Press Command-J (PC: Control-J) to duplicate the Background layer.
From the Image menu, choose Canvas Size (or press Command-Option-C [PC: Control-Alt-C]). In the Canvas Size dialog, make sure the Relative checkbox is turned on and enter 1 inch in both the Width and Height fields.
Press-and-hold the Command key (PC: Control key) and click on the Create a New Layer icon at the bottom of the Layers palette to create a new layer below the current layer. Press D to set your Foreground and Background to the default colors. Then press Command-Delete (PC: Control-Backspace) to fill the new layer with white.

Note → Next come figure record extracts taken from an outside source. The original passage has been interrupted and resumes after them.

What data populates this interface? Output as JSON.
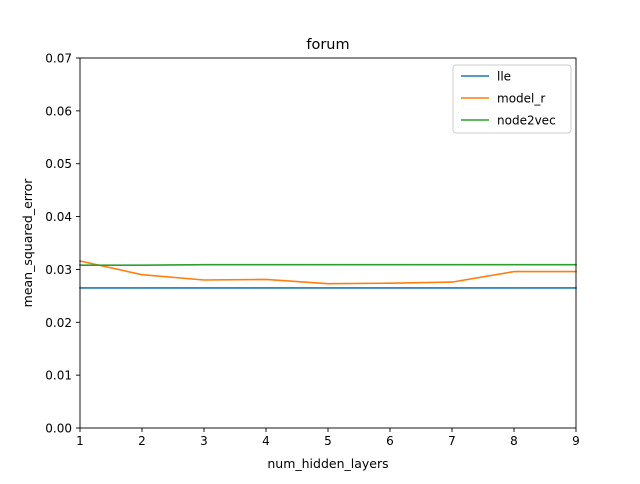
{
  "chart_data": {
    "type": "line",
    "title": "forum",
    "xlabel": "num_hidden_layers",
    "ylabel": "mean_squared_error",
    "xlim": [
      1,
      9
    ],
    "ylim": [
      0,
      0.07
    ],
    "x": [
      1,
      2,
      3,
      4,
      5,
      6,
      7,
      8,
      9
    ],
    "xticks": [
      "1",
      "2",
      "3",
      "4",
      "5",
      "6",
      "7",
      "8",
      "9"
    ],
    "yticks": [
      "0.00",
      "0.01",
      "0.02",
      "0.03",
      "0.04",
      "0.05",
      "0.06",
      "0.07"
    ],
    "ytick_values": [
      0,
      0.01,
      0.02,
      0.03,
      0.04,
      0.05,
      0.06,
      0.07
    ],
    "grid": false,
    "legend_position": "top-right",
    "series": [
      {
        "name": "lle",
        "color": "#1f77b4",
        "values": [
          0.0265,
          0.0265,
          0.0265,
          0.0265,
          0.0265,
          0.0265,
          0.0265,
          0.0265,
          0.0265
        ]
      },
      {
        "name": "model_r",
        "color": "#ff7f0e",
        "values": [
          0.0316,
          0.029,
          0.028,
          0.0281,
          0.0273,
          0.0274,
          0.0276,
          0.0296,
          0.0296
        ]
      },
      {
        "name": "node2vec",
        "color": "#2ca02c",
        "values": [
          0.0308,
          0.0308,
          0.0309,
          0.0309,
          0.0309,
          0.0309,
          0.0309,
          0.0309,
          0.0309
        ]
      }
    ]
  }
}
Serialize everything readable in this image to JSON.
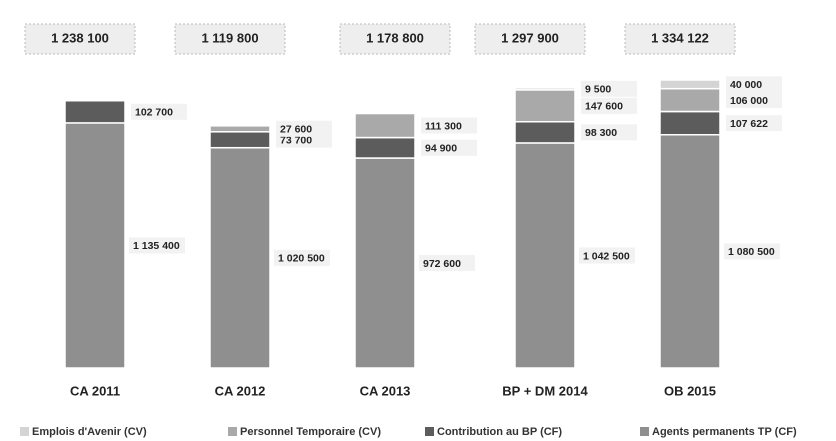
{
  "chart_data": {
    "type": "stacked_bar",
    "categories": [
      "CA 2011",
      "CA 2012",
      "CA 2013",
      "BP + DM 2014",
      "OB 2015"
    ],
    "totals": [
      1238100,
      1119800,
      1178800,
      1297900,
      1334122
    ],
    "totals_labels": [
      "1 238 100",
      "1 119 800",
      "1 178 800",
      "1 297 900",
      "1 334 122"
    ],
    "series": [
      {
        "name": "Emplois d'Avenir (CV)",
        "color": "#d4d4d4",
        "values": [
          null,
          null,
          null,
          9500,
          40000
        ],
        "value_labels": [
          null,
          null,
          null,
          "9 500",
          "40 000"
        ]
      },
      {
        "name": "Personnel Temporaire (CV)",
        "color": "#a9a9a9",
        "values": [
          null,
          27600,
          111300,
          147600,
          106000
        ],
        "value_labels": [
          null,
          "27 600",
          "111 300",
          "147 600",
          "106 000"
        ]
      },
      {
        "name": "Contribution au BP (CF)",
        "color": "#5c5c5c",
        "values": [
          102700,
          73700,
          94900,
          98300,
          107622
        ],
        "value_labels": [
          "102 700",
          "73 700",
          "94 900",
          "98 300",
          "107 622"
        ]
      },
      {
        "name": "Agents permanents TP (CF)",
        "color": "#8f8f8f",
        "values": [
          1135400,
          1020500,
          972600,
          1042500,
          1080500
        ],
        "value_labels": [
          "1 135 400",
          "1 020 500",
          "972 600",
          "1 042 500",
          "1 080 500"
        ]
      }
    ]
  }
}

As in the previous technique, we'll make a selection by choosing the Rectangular Marquee tool (M) and clicking-and-dragging to create a selection that leaves a small border (rather than using Modify>Contract like we did earlier).
Make sure that the top layer is active and click on the Add Layer Mask icon at the bottom of the Layers palette to create a layer mask from your selection.
Again, using the Rectangular Marquee tool, select an area of the photo that spans the width of the entire image. (To show the selection in Quick Mask mode, I pressed the letter Q. If you do use Quick Mask mode to view your selection, you'll have to return to Standard mode before the next step. Just press Q again.)
In the Layers palette, click on the Background layer to activate it, and then from the Edit menu, choose Define Pattern. Name your new pattern and click OK.
Choose the Brush tool (B) and start with a basic brush. (If you need to reset your brushes to the default, go to the Brush Picker's flyout menu and choose Reset Brushes.) Once you have chosen and resized your brush, go to the Brush Picker's flyout menu, and choose New Brush Preset. Name your new brush, click OK, and then press Command-D (PC: Control-D) to Deselect. (We do this so we don't change the settings of one of the built-in brushes.)
From the Palette Well, open the Brushes palette and click on the Texture option. At the top of the palette, click on the Pattern thumbnail and from the resulting Pattern Picker, select the pattern you just defined. Experiment with the blend mode to determine how the brush and texture interact. In this example, I chose Hard Mix from the Mode pop-up menu (take advantage of the preview area at the bottom of the palette to see what your settings will create).
If you want, you can also try other settings to see the effect it has on your brush. Here, I chose Scattering and adjusted the settings.
With the layer mask active and black as your Foreground color, click once on the top left of the image. Press-and-hold the Shift key and move your mouse over and click once on the top-right corner of the image. Repeat for the bottom of the image. Rather than using the same brush for the sides, we'll define a new vertical pattern (if you did use the same brush to paint vertically, you'd get a very noticeable repeating pattern).
Repeat Steps Six and Seven to make a pattern, this time selecting a vertical portion of the image. Again, make sure you've clicked on the Background layer before using Edit>Define Pattern. Then go back to the Brushes palette and choose the new vertical pattern.